There are numerous traditional offensive martial weapons. These are weapons whose primary purpose is to attack and kill the enemy. Some of these weapons have been adapted to modern self-defense usage.
Although Taekwondo does not train with weapons, there are many traditional weapons used by other martial arts. Training with traditional weapons assists students in their understanding of body dynamics, structural alignment, and power generation, as well as increasing their reaction speed. Although most people would never carry traditional weapons in today's society, an understanding of the theories, concepts, and principles of their use are easily applied to any common item the one may have at hand.
Some the more popular traditional weapons, such as the nunchaku, tonfa, and sai, were developed in Okinawa. Most modern martial arts students are taught that Okinawan kobudo developed because the Okinawans they were stripped of their weapons and had to resort to using farm implements as substitute weapons. Although some of the traditional weapons were adaptations of farm implements, there is disagreement on whether Okinawan metal weapons were ever confiscated.
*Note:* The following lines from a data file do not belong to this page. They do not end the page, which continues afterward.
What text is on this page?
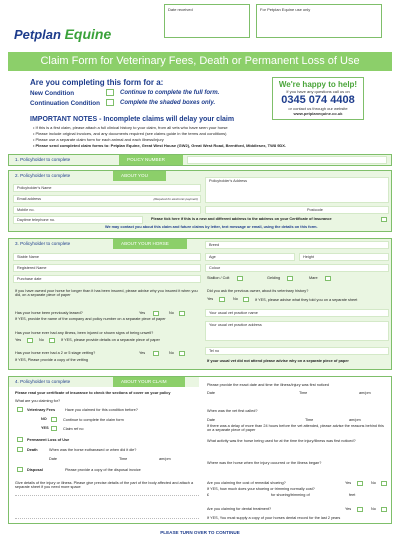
Petplan Equine
Date received	For Petplan Equine use only
Claim Form for Veterinary Fees, Death or Permanent Loss of Use
Are you completing this form for a:
New Condition	Continue to complete the full form.
Continuation Condition	Complete the shaded boxes only.
We're happy to help!
If you have any questions call us on
0345 074 4408
or contact us through our website
www.petplanequine.co.uk
IMPORTANT NOTES - Incomplete claims will delay your claim
• If this is a first claim, please attach a full clinical history to your claim, from all vets who have seen your horse
• Please include original invoices, and any documents required (see claims guide in the terms and conditions)
• Please use a separate claim form for each animal and each illness/injury
• Please send completed claim forms to: Petplan Equine, Great West House (GW2), Great West Road, Brentford, Middlesex, TW8 9DX.
1. Policyholder to complete	POLICY NUMBER
2. Policyholder to complete	ABOUT YOU
Policyholder's Name
Policyholder's Address
Email address	(Required for electronic payment)
Mobile no.	Postcode
Daytime telephone no.	Please tick here if this is a new and different address to the address on your Certificate of Insurance
We may contact you about this claim and future claims by letter, text message or email, using the details on this form.
3. Policyholder to complete	ABOUT YOUR HORSE	Breed
Stable Name	Age	Height
Registered Name	Colour
Purchase date	Stallion / Colt	Gelding	Mare
If you have owned your horse for longer than it has been insured, please advise why you insured it when you did, on a separate piece of paper
Did you ask the previous owner, about its veterinary history?
Yes	No	If YES, please advise what they told you on a separate sheet
Has your horse been previously leased?	Yes	No
If YES, provide the name of the company and policy number on a separate piece of paper
Your usual vet practice name
Your usual vet practice address
Has your horse ever had any illness, been injured or shown signs of being unwell?
Yes	No	If YES, please provide details on a separate piece of paper
Has your horse ever had a 2 or 5 stage vetting?	Yes	No
If YES, Please provide a copy of the vetting
Tel no
If your usual vet did not attend please advise why on a separate piece of paper
4. Policyholder to complete	ABOUT YOUR CLAIM
Please read your certificate of insurance to check the sections of cover on your policy
What are you claiming for?
Veterinary Fees	Have you claimed for this condition before?
NO	Continue to complete the claim form
YES	Claim ref no
Permanent Loss of Use
Death	When was the horse euthanased or when did it die?
Date	Time	am/pm
Disposal	Please provide a copy of the disposal invoice
Give details of the injury or illness. Please give precise details of the part of the body affected and attach a separate sheet if you need more space
Please provide the exact date and time the illness/injury was first noticed
Date	Time	am/pm
When was the vet first called?
Date	Time	am/pm
If there was a delay of more than 24 hours before the vet attended, please advise the reasons behind this on a separate piece of paper
What activity was the horse being used for at the time the injury/illness was first noticed?
Where was the horse when the injury occurred or the illness began?
Are you claiming the cost of remedial shoeing?	Yes	No
If YES, how much does your shoeing or trimming normally cost?
£	for shoeing/trimming of	feet
Are you claiming for dental treatment?	Yes	No
If YES, You must supply a copy of your horses dental record for the last 2 years
PLEASE TURN OVER TO CONTINUE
The development of traditional weapons may be because of the scarcity of ordinary weapons, scarcity of metal in the islands, or possibly because the peace loving Okinawans did not desire weapons. After all, they did not resist the invasion of the Shimazu clan of Kyushu.
The first time that the Okinawan samurai's weapons were supposedly confiscated was during the reign of King Shoshin (1477-1526). Although it is documented that King Shoshin ordered his provincial lords, or aji, to live near his castle in Shuri, many historians no longer believe that he totally disarmed his ruling class. Although a famous stone monument, the Momo Urasoe Ran Kan No Mei, which is inscribed with the highlights of King Shoshin's reign, tells of the King seizing the aji's swords and how he amassed a supply of weapons in a warehouse near Shuri castle, some Okinawan historians believe that King Shoshin was actually building an armory to protect his ports and prepare for any potential invasion by wako, or pirates, not that he was stripping the Okinawan samurai or the general population of their weaponry.
The second time that the Okinawan samurai were purportedly disarmed was after the Satsuma invasion of 1609. However, documents have been recovered that state that, although the Satsuma outlawed the ownership and sale of firearms, Okinawan samurai of the Pechin class and above were allowed to keep those muskets and pistols that were already in their family's possession. Documents show that in 1613 the Satsuma issued permits for the Okinawan samurai to travel with their personal swords (tachi and wakizashi) to the smiths and polishers in Kagushima, Japan for maintenance and repair. From the issuance of these permits, it is logical to infer that there were restrictions on the Okinawan samurai carrying their weapons in public and that these weapons were not confiscated by the Satsuma.